September 06, 2014, Kitchener, Ontario
Posted by: Robert Deutschmann, Personal Injury Lawyer
DECISION ON PRELIMINARY ISSUES
Heard Before: Suesan Alves, Arbitrator
Date of Decision: June 13, 2014
Ms. Beltrame, 69, was injured in an accident on July 2, 2009. She was standing with both feet on a streetcar step, waiting to pay her fare, when the driver simultaneously began moving the streetcar forward and closing the street car doors. The doors pushed her and she fell backwards striking her head on the pavement. She was assisted by others, then re-boarded the streetcar and continued on her trip. On noting a grapefruit sized bump on her head she spoke to the driver who contacted a TTC supervisor. She was sent to hospital by ambulance. At the hospital, Ms. Beltrame was given a head injury routine. Her family physician diagnosed her injuries and impairments as concussion, without loss of consciousness; anxiety; sleep disorder; injuries of her neck and shoulders; headaches and dizziness.
In this arbitration she claims non-earner benefits as well as medical, attendant care, cost of examinations, and housekeeping and home maintenance benefits from Dominion of Canada General Insurance Company payable under the Schedule. Initially she was unrepresented in her claims.
Dominion submits that Ms. Beltrame is precluded from proceeding to arbitration with her claim for non-earner benefits because she did not submit a disability certificate stating that she suffered a complete inability to carry on a normal life within 104 weeks of the accident.
Ms. Beltrame disagrees. She submits that Dominion failed to assist her in claiming statutory accident benefits because it failed to arrange a neuropsychological insurer examination under section 42 of the Schedule. She submits that through her present counsel, she has obtained neuropsychological reports which establish her entitlement to non-earner benefits.
Dominion disagrees that these reports establish such entitlement. Both parties seek their expenses of this hearing.
The preliminary issues are:
Is Ms. Beltrame precluded from proceeding to arbitration with her claim for non-earner benefits because she did not submit a disability certificate stating that she suffered a complete inability to carry on a normal life within 104 weeks of the accident?
Did Dominion owe Ms. Beltrame a duty to arrange a neuropsychological insurer examination in relation to her claims for non-earner benefits?
Ms. Beltrame is not precluded from proceeding to arbitration with her claim for non-earner benefits.
Dominion should have arranged a neuropsychological insurer examination of Ms. Beltrame in relation to her claim for non-earner benefits.
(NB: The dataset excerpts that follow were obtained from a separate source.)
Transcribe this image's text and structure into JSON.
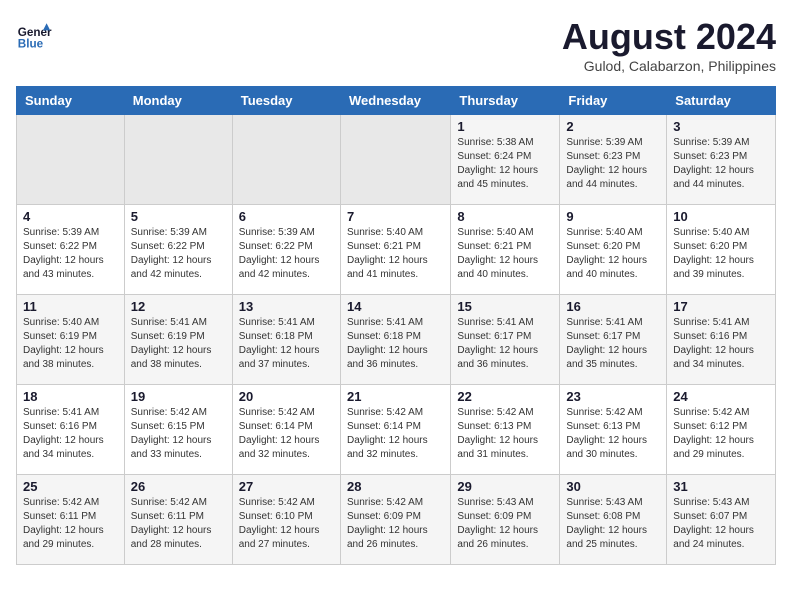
{
  "header": {
    "logo_line1": "General",
    "logo_line2": "Blue",
    "month": "August 2024",
    "location": "Gulod, Calabarzon, Philippines"
  },
  "weekdays": [
    "Sunday",
    "Monday",
    "Tuesday",
    "Wednesday",
    "Thursday",
    "Friday",
    "Saturday"
  ],
  "weeks": [
    [
      {
        "day": "",
        "info": ""
      },
      {
        "day": "",
        "info": ""
      },
      {
        "day": "",
        "info": ""
      },
      {
        "day": "",
        "info": ""
      },
      {
        "day": "1",
        "info": "Sunrise: 5:38 AM\nSunset: 6:24 PM\nDaylight: 12 hours\nand 45 minutes."
      },
      {
        "day": "2",
        "info": "Sunrise: 5:39 AM\nSunset: 6:23 PM\nDaylight: 12 hours\nand 44 minutes."
      },
      {
        "day": "3",
        "info": "Sunrise: 5:39 AM\nSunset: 6:23 PM\nDaylight: 12 hours\nand 44 minutes."
      }
    ],
    [
      {
        "day": "4",
        "info": "Sunrise: 5:39 AM\nSunset: 6:22 PM\nDaylight: 12 hours\nand 43 minutes."
      },
      {
        "day": "5",
        "info": "Sunrise: 5:39 AM\nSunset: 6:22 PM\nDaylight: 12 hours\nand 42 minutes."
      },
      {
        "day": "6",
        "info": "Sunrise: 5:39 AM\nSunset: 6:22 PM\nDaylight: 12 hours\nand 42 minutes."
      },
      {
        "day": "7",
        "info": "Sunrise: 5:40 AM\nSunset: 6:21 PM\nDaylight: 12 hours\nand 41 minutes."
      },
      {
        "day": "8",
        "info": "Sunrise: 5:40 AM\nSunset: 6:21 PM\nDaylight: 12 hours\nand 40 minutes."
      },
      {
        "day": "9",
        "info": "Sunrise: 5:40 AM\nSunset: 6:20 PM\nDaylight: 12 hours\nand 40 minutes."
      },
      {
        "day": "10",
        "info": "Sunrise: 5:40 AM\nSunset: 6:20 PM\nDaylight: 12 hours\nand 39 minutes."
      }
    ],
    [
      {
        "day": "11",
        "info": "Sunrise: 5:40 AM\nSunset: 6:19 PM\nDaylight: 12 hours\nand 38 minutes."
      },
      {
        "day": "12",
        "info": "Sunrise: 5:41 AM\nSunset: 6:19 PM\nDaylight: 12 hours\nand 38 minutes."
      },
      {
        "day": "13",
        "info": "Sunrise: 5:41 AM\nSunset: 6:18 PM\nDaylight: 12 hours\nand 37 minutes."
      },
      {
        "day": "14",
        "info": "Sunrise: 5:41 AM\nSunset: 6:18 PM\nDaylight: 12 hours\nand 36 minutes."
      },
      {
        "day": "15",
        "info": "Sunrise: 5:41 AM\nSunset: 6:17 PM\nDaylight: 12 hours\nand 36 minutes."
      },
      {
        "day": "16",
        "info": "Sunrise: 5:41 AM\nSunset: 6:17 PM\nDaylight: 12 hours\nand 35 minutes."
      },
      {
        "day": "17",
        "info": "Sunrise: 5:41 AM\nSunset: 6:16 PM\nDaylight: 12 hours\nand 34 minutes."
      }
    ],
    [
      {
        "day": "18",
        "info": "Sunrise: 5:41 AM\nSunset: 6:16 PM\nDaylight: 12 hours\nand 34 minutes."
      },
      {
        "day": "19",
        "info": "Sunrise: 5:42 AM\nSunset: 6:15 PM\nDaylight: 12 hours\nand 33 minutes."
      },
      {
        "day": "20",
        "info": "Sunrise: 5:42 AM\nSunset: 6:14 PM\nDaylight: 12 hours\nand 32 minutes."
      },
      {
        "day": "21",
        "info": "Sunrise: 5:42 AM\nSunset: 6:14 PM\nDaylight: 12 hours\nand 32 minutes."
      },
      {
        "day": "22",
        "info": "Sunrise: 5:42 AM\nSunset: 6:13 PM\nDaylight: 12 hours\nand 31 minutes."
      },
      {
        "day": "23",
        "info": "Sunrise: 5:42 AM\nSunset: 6:13 PM\nDaylight: 12 hours\nand 30 minutes."
      },
      {
        "day": "24",
        "info": "Sunrise: 5:42 AM\nSunset: 6:12 PM\nDaylight: 12 hours\nand 29 minutes."
      }
    ],
    [
      {
        "day": "25",
        "info": "Sunrise: 5:42 AM\nSunset: 6:11 PM\nDaylight: 12 hours\nand 29 minutes."
      },
      {
        "day": "26",
        "info": "Sunrise: 5:42 AM\nSunset: 6:11 PM\nDaylight: 12 hours\nand 28 minutes."
      },
      {
        "day": "27",
        "info": "Sunrise: 5:42 AM\nSunset: 6:10 PM\nDaylight: 12 hours\nand 27 minutes."
      },
      {
        "day": "28",
        "info": "Sunrise: 5:42 AM\nSunset: 6:09 PM\nDaylight: 12 hours\nand 26 minutes."
      },
      {
        "day": "29",
        "info": "Sunrise: 5:43 AM\nSunset: 6:09 PM\nDaylight: 12 hours\nand 26 minutes."
      },
      {
        "day": "30",
        "info": "Sunrise: 5:43 AM\nSunset: 6:08 PM\nDaylight: 12 hours\nand 25 minutes."
      },
      {
        "day": "31",
        "info": "Sunrise: 5:43 AM\nSunset: 6:07 PM\nDaylight: 12 hours\nand 24 minutes."
      }
    ]
  ]
}
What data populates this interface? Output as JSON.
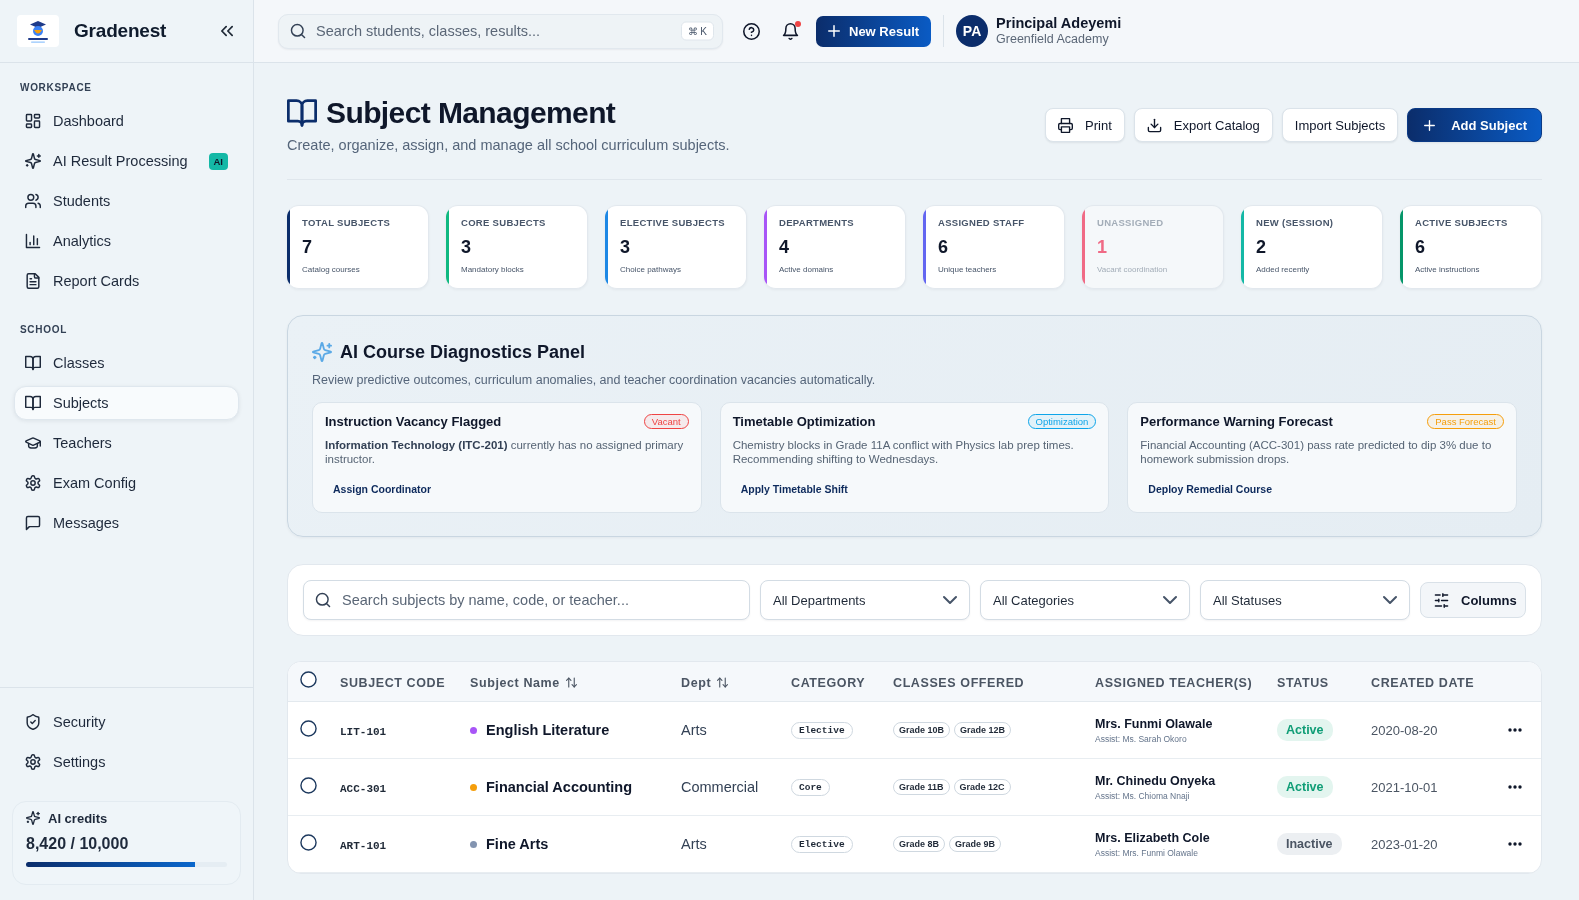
{
  "sidebar": {
    "brand": "Gradenest",
    "sections": [
      {
        "title": "WORKSPACE",
        "items": [
          {
            "label": "Dashboard",
            "selected": false
          },
          {
            "label": "AI Result Processing",
            "selected": false,
            "badge": "AI"
          },
          {
            "label": "Students",
            "selected": false
          },
          {
            "label": "Analytics",
            "selected": false
          },
          {
            "label": "Report Cards",
            "selected": false
          }
        ]
      },
      {
        "title": "SCHOOL",
        "items": [
          {
            "label": "Classes",
            "selected": false
          },
          {
            "label": "Subjects",
            "selected": true
          },
          {
            "label": "Teachers",
            "selected": false
          },
          {
            "label": "Exam Config",
            "selected": false
          },
          {
            "label": "Messages",
            "selected": false
          }
        ]
      }
    ],
    "footer_items": [
      {
        "label": "Security",
        "selected": false
      },
      {
        "label": "Settings",
        "selected": false
      }
    ],
    "credits": {
      "label": "AI credits",
      "value": "8,420 / 10,000",
      "level": 0.842
    }
  },
  "topbar": {
    "search": {
      "placeholder": "Search students, classes, results..."
    },
    "shortcut": "⌘ K",
    "notifications_unread": true,
    "new_button": "New Result",
    "user": {
      "initials": "PA",
      "name": "Principal Adeyemi",
      "school": "Greenfield Academy"
    }
  },
  "page": {
    "title": "Subject Management",
    "subtitle": "Create, organize, assign, and manage all school curriculum subjects.",
    "actions": [
      {
        "label": "Print",
        "kind": "print"
      },
      {
        "label": "Export Catalog",
        "kind": "export"
      },
      {
        "label": "Import Subjects",
        "kind": "import"
      },
      {
        "label": "Add Subject",
        "kind": "add"
      }
    ]
  },
  "stats": [
    {
      "label": "TOTAL SUBJECTS",
      "value": "7",
      "note": "Catalog courses",
      "color": "#0b2d6b",
      "muted": false
    },
    {
      "label": "CORE SUBJECTS",
      "value": "3",
      "note": "Mandatory blocks",
      "color": "#10b981",
      "muted": false
    },
    {
      "label": "ELECTIVE SUBJECTS",
      "value": "3",
      "note": "Choice pathways",
      "color": "#1e88e5",
      "muted": false
    },
    {
      "label": "DEPARTMENTS",
      "value": "4",
      "note": "Active domains",
      "color": "#a855f7",
      "muted": false
    },
    {
      "label": "ASSIGNED STAFF",
      "value": "6",
      "note": "Unique teachers",
      "color": "#6366f1",
      "muted": false
    },
    {
      "label": "UNASSIGNED",
      "value": "1",
      "note": "Vacant coordination",
      "color": "#f06a85",
      "muted": true
    },
    {
      "label": "NEW (SESSION)",
      "value": "2",
      "note": "Added recently",
      "color": "#14b8a6",
      "muted": false
    },
    {
      "label": "ACTIVE SUBJECTS",
      "value": "6",
      "note": "Active instructions",
      "color": "#059669",
      "muted": false
    }
  ],
  "ai_panel": {
    "title": "AI Course Diagnostics Panel",
    "description": "Review predictive outcomes, curriculum anomalies, and teacher coordination vacancies automatically.",
    "insights": [
      {
        "title": "Instruction Vacancy Flagged",
        "tag": "Vacant",
        "color": "#ef4444",
        "text": "**Information Technology (ITC-201)** currently has no assigned primary instructor.",
        "action": "Assign Coordinator"
      },
      {
        "title": "Timetable Optimization",
        "tag": "Optimization",
        "color": "#0ea5e9",
        "text": "Chemistry blocks in Grade 11A conflict with Physics lab prep times. Recommending shifting to Wednesdays.",
        "action": "Apply Timetable Shift"
      },
      {
        "title": "Performance Warning Forecast",
        "tag": "Pass Forecast",
        "color": "#f59e0b",
        "text": "Financial Accounting (ACC-301) pass rate predicted to dip 3% due to homework submission drops.",
        "action": "Deploy Remedial Course"
      }
    ]
  },
  "filters": {
    "search": {
      "placeholder": "Search subjects by name, code, or teacher..."
    },
    "dropdowns": [
      "All Departments",
      "All Categories",
      "All Statuses"
    ],
    "columns_button": "Columns"
  },
  "table": {
    "all_selected": false,
    "columns": [
      {
        "label": "SUBJECT CODE",
        "sortable": false
      },
      {
        "label": "Subject Name",
        "sortable": true
      },
      {
        "label": "Dept",
        "sortable": true
      },
      {
        "label": "CATEGORY",
        "sortable": false
      },
      {
        "label": "CLASSES OFFERED",
        "sortable": false
      },
      {
        "label": "ASSIGNED TEACHER(S)",
        "sortable": false
      },
      {
        "label": "STATUS",
        "sortable": false
      },
      {
        "label": "CREATED DATE",
        "sortable": false
      }
    ],
    "rows": [
      {
        "selected": false,
        "code": "LIT-101",
        "name": "English Literature",
        "color": "#a855f7",
        "dept": "Arts",
        "category": "Elective",
        "classes": [
          "Grade 10B",
          "Grade 12B"
        ],
        "teacher": "Mrs. Funmi Olawale",
        "assistant": "Assist: Ms. Sarah Okoro",
        "status": "Active",
        "active": true,
        "created": "2020-08-20"
      },
      {
        "selected": false,
        "code": "ACC-301",
        "name": "Financial Accounting",
        "color": "#f59e0b",
        "dept": "Commercial",
        "category": "Core",
        "classes": [
          "Grade 11B",
          "Grade 12C"
        ],
        "teacher": "Mr. Chinedu Onyeka",
        "assistant": "Assist: Ms. Chioma Nnaji",
        "status": "Active",
        "active": true,
        "created": "2021-10-01"
      },
      {
        "selected": false,
        "code": "ART-101",
        "name": "Fine Arts",
        "color": "#8394b0",
        "dept": "Arts",
        "category": "Elective",
        "classes": [
          "Grade 8B",
          "Grade 9B"
        ],
        "teacher": "Mrs. Elizabeth Cole",
        "assistant": "Assist: Mrs. Funmi Olawale",
        "status": "Inactive",
        "active": false,
        "created": "2023-01-20"
      }
    ]
  }
}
This arbitration raises two sets of interrelated questions:
The first set deals with whether Ms. Beltrame applied for a non-earner benefit; whether Dominion denied her claim for those benefits; and whether her claim for non-earner benefits is out of time.
The second set deals with whether, as a first party insurer, Dominion was obliged to arrange a neuropsychological insurer examination as part of a complete investigation and in order to assist Ms. Beltrame in applying for benefits. Answering these questions involves a consideration of the parties’ obligations under the Schedule and at common law.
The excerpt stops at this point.